ANNAPOLIS – Planned Parenthood almost seemed like a permanent fixture in the Minnesota community where Baltimore Raven Matt Birk grew up. Located just two miles from his home in St. Paul, the abortion clinic operated for three straight decades.
Then, the godfather of one of Birk’s five children opened a pro-life pregnancy resource center across the street from the clinic. People of faith began praying regularly for women and their unborn children – participating in sidewalk counseling and providing help for women to bring their children to term. Adrianna, Birk’s wife, volunteered at the center.
Thanks to their efforts, the abortion clinic closed.
For Birk, a six-time Pro Bowl center who has not missed a game during his two seasons in Baltimore, the episode demonstrated the power of prayer and pro-life outreach. It confirmed his longtime support for the pro-life cause.
Birk was a featured speaker at the Maryland March for Life, held March 14 in Annapolis. In his talk and in an interview with The Catholic Review, the 34-year-old Harvard alum said his Catholic faith and his own fatherhood are two main reasons he is pro-life. He remembered being overwhelmed when he held his first newborn child in his arms.
“It was unbelievable the love that I felt for her,” he said, “and any parent knows exactly what I’m talking about. At that point, you know it’s not a choice. Life is a gift that’s given to us. We are supposed to accept it. It’s not our choice whether we decide a baby lives or not.”
Birk, who attends Mass at Sacred Heart in Glyndon and the Catholic Community of St. Francis Xavier in Hunt Valley, said he has “done a lot of cool things” in his life, but participating in the March for Life is “one of the coolest things I’ve done.” It even beats running onto the field at M&T Bank Stadium, he said.
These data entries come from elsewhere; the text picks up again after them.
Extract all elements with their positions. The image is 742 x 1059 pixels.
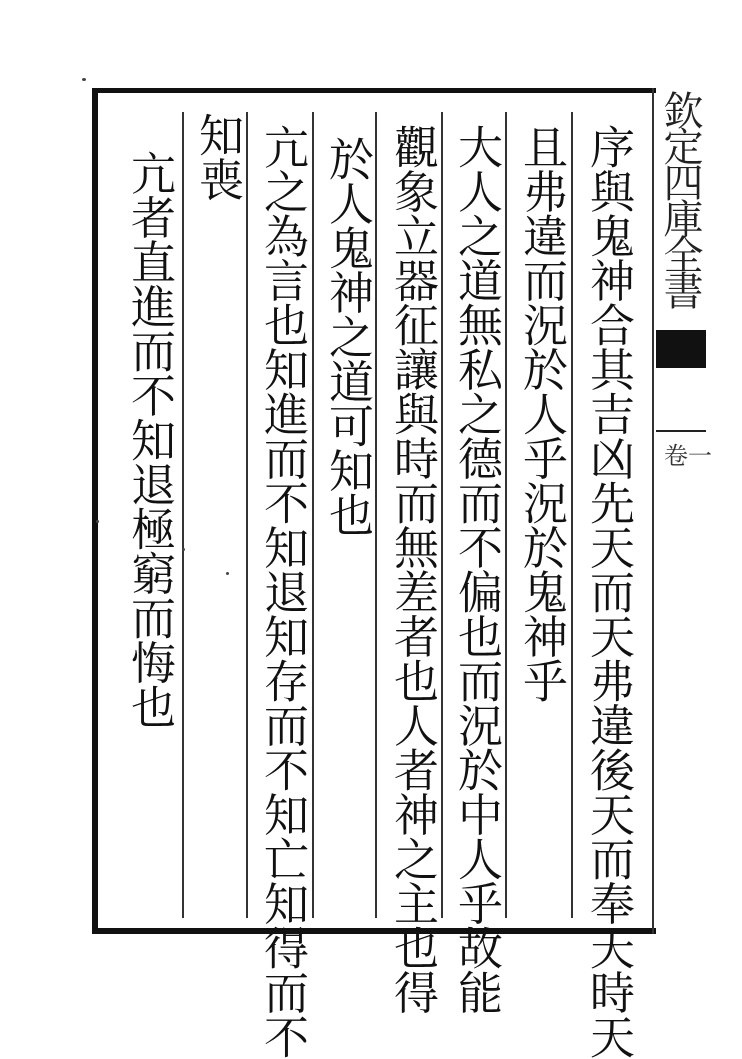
scan-speck (182, 548, 185, 551)
text-column-6: 亢之為言也知進而不知退知存而不知亡知得而不 (256, 124, 309, 1059)
text-column-3: 大人之道無私之德而不偏也而況於中人乎故能 (450, 124, 503, 1014)
text-column-8: 亢者直進而不知退極窮而悔也 (123, 150, 176, 729)
column-rule (441, 112, 443, 918)
margin-chapter-mark: 卷一 (664, 442, 712, 470)
fish-tail-mark (656, 330, 706, 368)
page-edge (652, 88, 654, 934)
margin-book-title: 欽定四庫全書 (657, 90, 703, 306)
column-rule (375, 112, 377, 918)
scan-speck (96, 520, 99, 523)
text-column-1: 序與鬼神合其吉凶先天而天弗違後天而奉天時天 (582, 124, 635, 1059)
text-column-2: 且弗違而況於人乎況於鬼神乎 (515, 124, 568, 703)
column-rule (505, 112, 507, 918)
column-rule (246, 112, 248, 918)
text-column-7: 知喪 (191, 112, 244, 201)
column-rule (571, 112, 573, 918)
fish-tail-line (656, 430, 706, 432)
text-column-5: 於人鬼神之道可知也 (321, 136, 374, 537)
text-column-4: 觀象立器征讓與時而無差者也人者神之主也得 (386, 124, 439, 1014)
column-rule (182, 112, 184, 918)
scan-speck (226, 572, 229, 575)
column-rule (312, 112, 314, 918)
scan-speck (82, 78, 86, 81)
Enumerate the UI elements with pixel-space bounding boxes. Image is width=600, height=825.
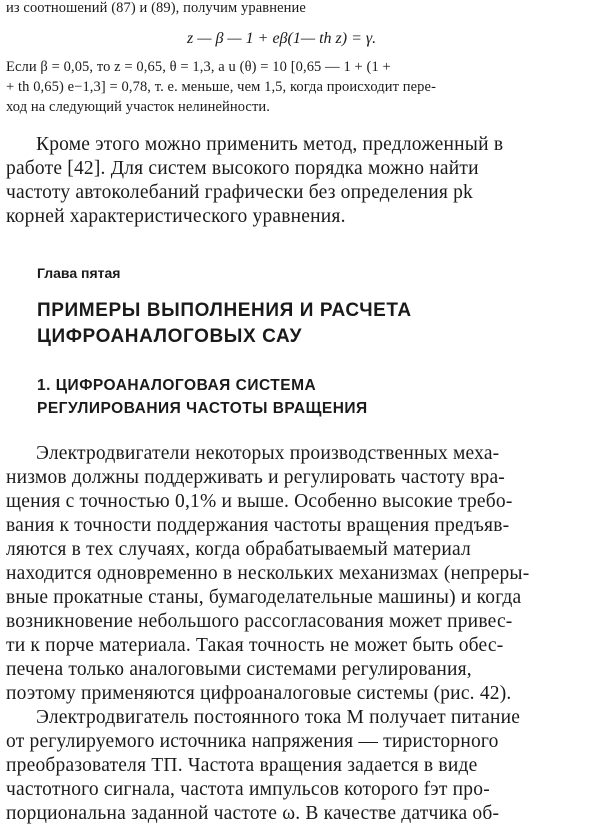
paragraph-line: щения с точностью 0,1% и выше. Особенно высокие требо- — [6, 491, 513, 512]
paragraph-line: вные прокатные станы, бумагоделательные машины) и когда — [6, 587, 522, 608]
paragraph-line: работе [42]. Для систем высокого порядка можно найти — [6, 158, 479, 179]
paragraph-line: Кроме этого можно применить метод, предложенный в — [36, 134, 504, 155]
paragraph-line: ляются в тех случаях, когда обрабатываемый материал — [6, 539, 471, 560]
chapter-title: ЦИФРОАНАЛОГОВЫХ САУ — [37, 326, 303, 347]
paragraph-line: преобразователя ТП. Частота вращения задается в виде — [6, 755, 478, 776]
equation: z — β — 1 + eβ(1— th z) = γ. — [187, 30, 377, 47]
paragraph-line: от регулируемого источника напряжения — тиристорного — [6, 731, 499, 752]
paragraph-line: вания к точности поддержания частоты вращения предъяв- — [6, 515, 510, 536]
paragraph-line: частотного сигнала, частота импульсов которого fэт про- — [6, 779, 490, 800]
paragraph-line: поэтому применяются цифроаналоговые системы (рис. 42). — [6, 683, 512, 704]
paragraph-line: низмов должны поддерживать и регулировать частоту вра- — [6, 467, 506, 488]
paragraph-line: Электродвигатели некоторых производственных меха- — [36, 443, 500, 464]
paragraph-line: частоту автоколебаний графически без определения pk — [6, 182, 473, 203]
paragraph-line: печена только аналоговыми системами регулирования, — [6, 659, 472, 680]
paragraph-line: находится одновременно в нескольких механизмах (непреры- — [6, 563, 530, 584]
intro-line: + th 0,65) e−1,3] = 0,78, т. е. меньше, чем 1,5, когда происходит пере- — [6, 79, 436, 95]
intro-line: из соотношений (87) и (89), получим уравнение — [6, 0, 306, 16]
paragraph-line: порциональна заданной частоте ω. В качестве датчика об- — [6, 803, 500, 824]
paragraph-line: Электродвигатель постоянного тока M получает питание — [36, 707, 521, 728]
paragraph-line: корней характеристического уравнения. — [6, 206, 346, 227]
paragraph-line: возникновение небольшого рассогласования может привес- — [6, 611, 513, 632]
section-title: РЕГУЛИРОВАНИЯ ЧАСТОТЫ ВРАЩЕНИЯ — [37, 400, 368, 417]
section-title: 1. ЦИФРОАНАЛОГОВАЯ СИСТЕМА — [37, 377, 317, 394]
chapter-label: Глава пятая — [37, 265, 121, 281]
intro-line: Если β = 0,05, то z = 0,65, θ = 1,3, а u (θ) = 10 [0,65 — 1 + (1 + — [6, 59, 391, 75]
intro-line: ход на следующий участок нелинейности. — [6, 99, 270, 115]
chapter-title: ПРИМЕРЫ ВЫПОЛНЕНИЯ И РАСЧЕТА — [37, 300, 412, 321]
paragraph-line: ти к порче материала. Такая точность не может быть обес- — [6, 635, 504, 656]
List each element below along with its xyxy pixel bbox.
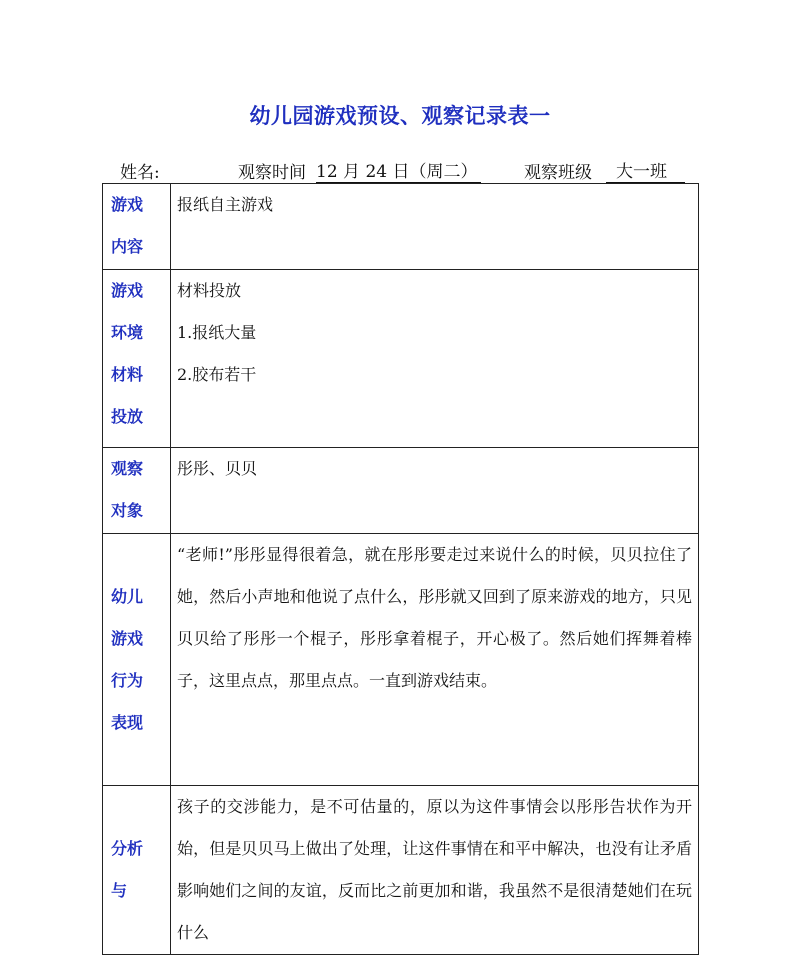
observation-class-label: 观察班级 <box>524 163 592 183</box>
content-line: 材料投放 <box>177 281 242 300</box>
table-row <box>103 448 699 534</box>
row-label-game-content <box>103 184 171 270</box>
table-row <box>103 270 699 448</box>
row-label-child-behavior <box>103 534 171 786</box>
observation-record-table <box>102 183 699 955</box>
row-content-child-behavior <box>171 534 699 786</box>
row-content-game-content <box>171 184 699 270</box>
label-line: 游戏 <box>111 195 144 214</box>
behavior-paragraph: “老师!”彤彤显得很着急，就在彤彤要走过来说什么的时候，贝贝拉住了她，然后小声地和他说了点什么，彤彤就又回到了原来游戏的地方，只见贝贝给了彤彤一个棍子，彤彤拿着棍子，开心极了。然后她们挥舞着棒子，这里点点，那里点点。一直到游戏结束。 <box>177 545 692 690</box>
content-line: 1.报纸大量 <box>177 323 257 342</box>
row-content-analysis <box>171 786 699 955</box>
label-line: 幼儿 <box>111 587 144 606</box>
label-line: 观察 <box>111 459 144 478</box>
label-line: 与 <box>111 881 128 900</box>
record-meta <box>120 157 700 185</box>
table-row <box>103 184 699 270</box>
label-line: 分析 <box>111 839 144 858</box>
name-label: 姓名: <box>120 163 160 183</box>
label-line: 对象 <box>111 501 144 520</box>
label-line: 游戏 <box>111 281 144 300</box>
label-line: 游戏 <box>111 629 144 648</box>
label-line: 内容 <box>111 237 144 256</box>
row-label-materials <box>103 270 171 448</box>
observation-time-value: 12 月 24 日（周二） <box>316 157 481 183</box>
row-label-observed-children <box>103 448 171 534</box>
content-line: 彤彤、贝贝 <box>177 459 258 478</box>
table-row <box>103 534 699 786</box>
label-line: 材料 <box>111 365 144 384</box>
row-content-materials <box>171 270 699 448</box>
label-line: 行为 <box>111 671 144 690</box>
label-line: 环境 <box>111 323 144 342</box>
content-line: 报纸自主游戏 <box>177 195 274 214</box>
page-title: 幼儿园游戏预设、观察记录表一 <box>249 103 551 128</box>
table-row <box>103 786 699 955</box>
row-label-analysis <box>103 786 171 955</box>
analysis-paragraph: 孩子的交涉能力，是不可估量的，原以为这件事情会以彤彤告状作为开始，但是贝贝马上做出了处理，让这件事情在和平中解决，也没有让矛盾影响她们之间的友谊，反而比之前更加和谐，我虽然不是很清楚她们在玩什么 <box>177 797 692 942</box>
label-line: 投放 <box>111 407 144 426</box>
label-line: 表现 <box>111 713 144 732</box>
content-line: 2.胶布若干 <box>177 365 257 384</box>
observation-class-value: 大一班 <box>606 157 685 183</box>
row-content-observed-children <box>171 448 699 534</box>
name-blank-field <box>172 163 218 184</box>
observation-time-label: 观察时间 <box>238 163 306 183</box>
While he has walked in many pro-life marches in Minnesota when he attended Catholic school, the Maryland march was a first for the former Viking.
“It seems like our society and media want to push pro-lifers to the side and hope that we would shut our mouths and go away quietly,” said Birk, whose 6’4’’, 310-pound frame struck a distinct figure among the hundreds of marchers who filed through downtown streets. “Let’s not do that.”
Birk urged marchers to pray not only for women who are seeking abortions or who have undergone the procedure, but for the people who work in clinics where abortions are performed.
“We all need saving,” he said, “and there’s one thing that can save us all, and that’s prayer.”
The professional athlete, who established Matt Birk’s HIKE Foundation to provide educational opportunities for at-risk Baltimore students, told The Catholic Review he was impressed by the passion pro-lifers bring to their cause. He was “uplifted” to be a part of the march, he said.
“I don’t think I’m a superstar by any means,” Birk said, “but I’m glad (for) the platform that football allows me. I’m glad to use it to support causes that I passionately believe in and this is one of them. For me, it comes down to what’s right and what’s wrong – what’s God’s will and what’s not.”